Here I was, in my late 50s, for the first time meeting people who understood my “inner language”. I was now among people who accepted me as I was, inside and out. These academics and health professionals did not judge or refer to me as “the problem”. In their midst, I began to feel like a fledgling, gaining confidence to leave the nest and explore the world beyond.
The eating disorder field is akin to a family of choice
As a high-functioning person with anorexia nervosa, I had worked full-time as a journalist for 38 years, but now I embarked on the truly meaningful part of my life. No more secrets, shame or stigma. My inside story became my outside story. I was one. The field of eating disorders nurtured and filled a long-held need and yearning for a sense of belonging and connection. Involvement in advocacy filled the ghastly gap left by the illness. Very soon, the field of eating disorders became, for me, a family of choice.

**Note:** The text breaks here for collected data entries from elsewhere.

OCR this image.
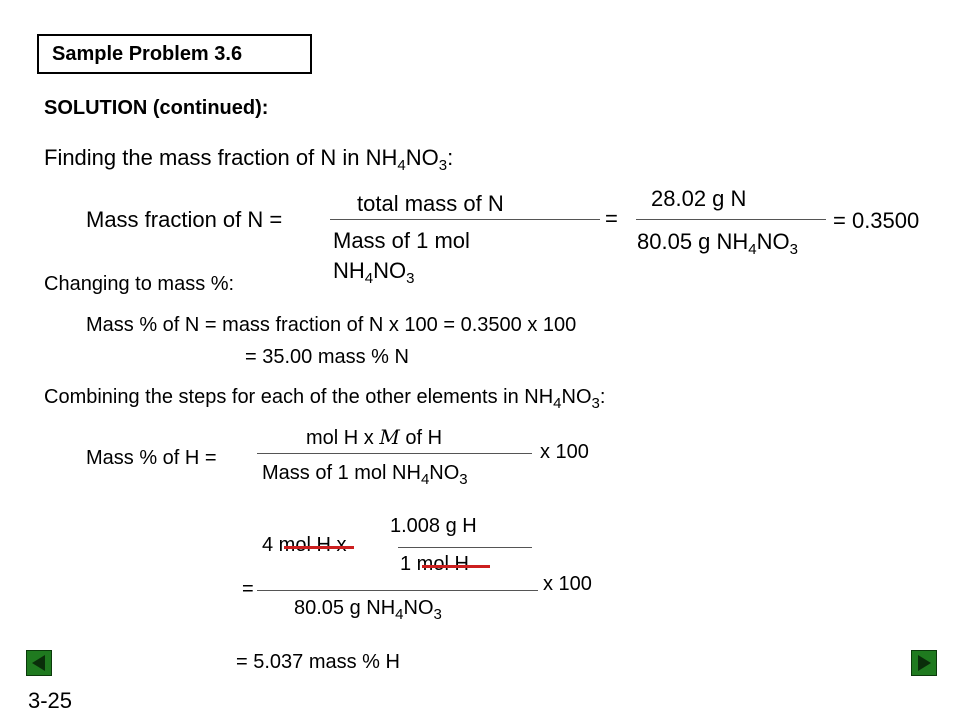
Sample Problem 3.6
SOLUTION (continued):
Finding the mass fraction of N in $NH_4NO_3$:
Mass fraction of N =
total mass of N
Mass of 1 mol
$NH_4NO_3$
=
28.02 g N
80.05 g $NH_4NO_3$
= 0.3500
Changing to mass %:
Mass % of N = mass fraction of N x 100 = 0.3500 x 100
= 35.00 mass % N
Combining the steps for each of the other elements in $NH_4NO_3$:
Mass % of H =
mol H x M of H
Mass of 1 mol $NH_4NO_3$
x 100
4 mol H x
1.008 g H
1 mol H
=	x 100
80.05 g $NH_4NO_3$
= 5.037 mass % H
3-25
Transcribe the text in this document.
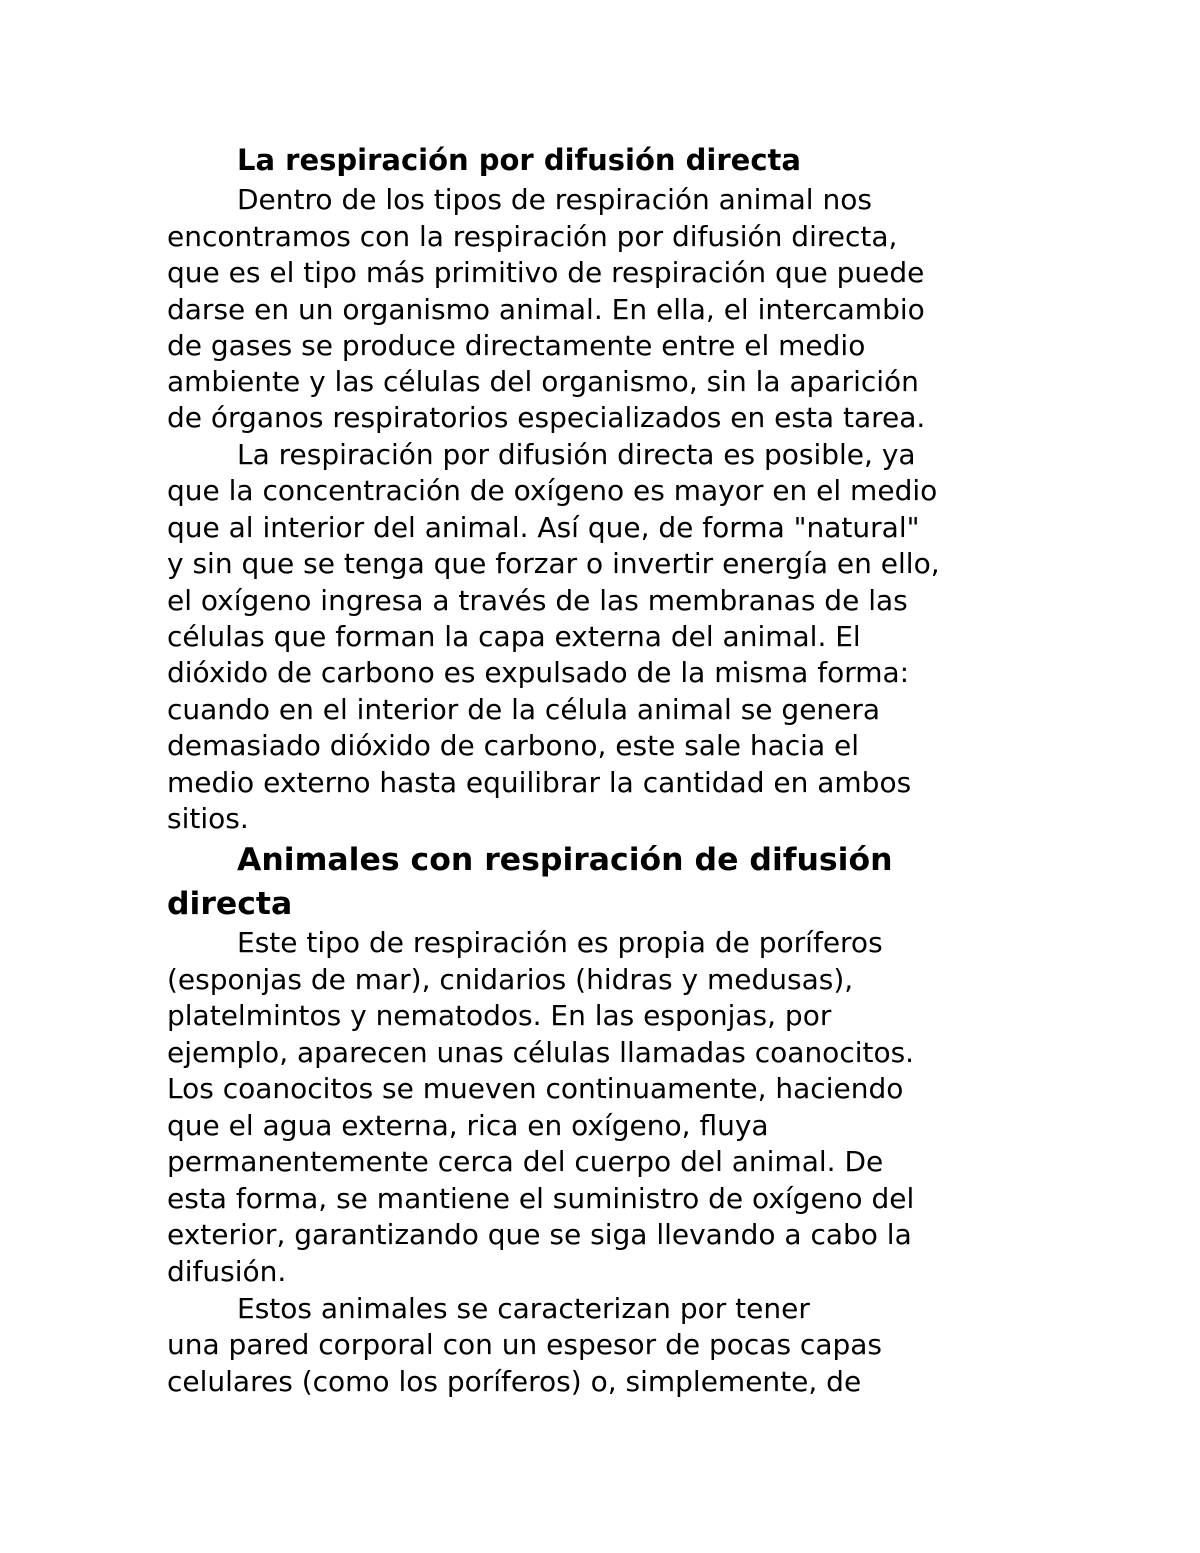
La respiración por difusión directa
Dentro de los tipos de respiración animal nos
encontramos con la respiración por difusión directa,
que es el tipo más primitivo de respiración que puede
darse en un organismo animal. En ella, el intercambio
de gases se produce directamente entre el medio
ambiente y las células del organismo, sin la aparición
de órganos respiratorios especializados en esta tarea.
La respiración por difusión directa es posible, ya
que la concentración de oxígeno es mayor en el medio
que al interior del animal. Así que, de forma "natural"
y sin que se tenga que forzar o invertir energía en ello,
el oxígeno ingresa a través de las membranas de las
células que forman la capa externa del animal. El
dióxido de carbono es expulsado de la misma forma:
cuando en el interior de la célula animal se genera
demasiado dióxido de carbono, este sale hacia el
medio externo hasta equilibrar la cantidad en ambos
sitios.
Animales con respiración de difusión
directa
Este tipo de respiración es propia de poríferos
(esponjas de mar), cnidarios (hidras y medusas),
platelmintos y nematodos. En las esponjas, por
ejemplo, aparecen unas células llamadas coanocitos.
Los coanocitos se mueven continuamente, haciendo
que el agua externa, rica en oxígeno, fluya
permanentemente cerca del cuerpo del animal. De
esta forma, se mantiene el suministro de oxígeno del
exterior, garantizando que se siga llevando a cabo la
difusión.
Estos animales se caracterizan por tener
una pared corporal con un espesor de pocas capas
celulares (como los poríferos) o, simplemente, de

I love my family of four children and five grandchildren, but I also cherish my family in the eating disorder field. This second family comprises researchers, clinicians, and people with ED experience, who understand and help me to feel at peace with the illness that robbed me of so much. Both families serve important roles in my life. In giving, I receive. Rather than feel triggered when working with families in the coalface of the illness, I feel validated, inspired, and enriched. When I attended eating disorder conferences or gatherings, I receive what feels like an injection of wellness. I feel blessed to have two families – one for my healthy self, and one that enables ongoing healing from losses sustained during the decades with anorexia nervosa.
I encourage you to make your experience with an eating disorder count, by becoming involved in advocacy. In helping others, you will help yourself.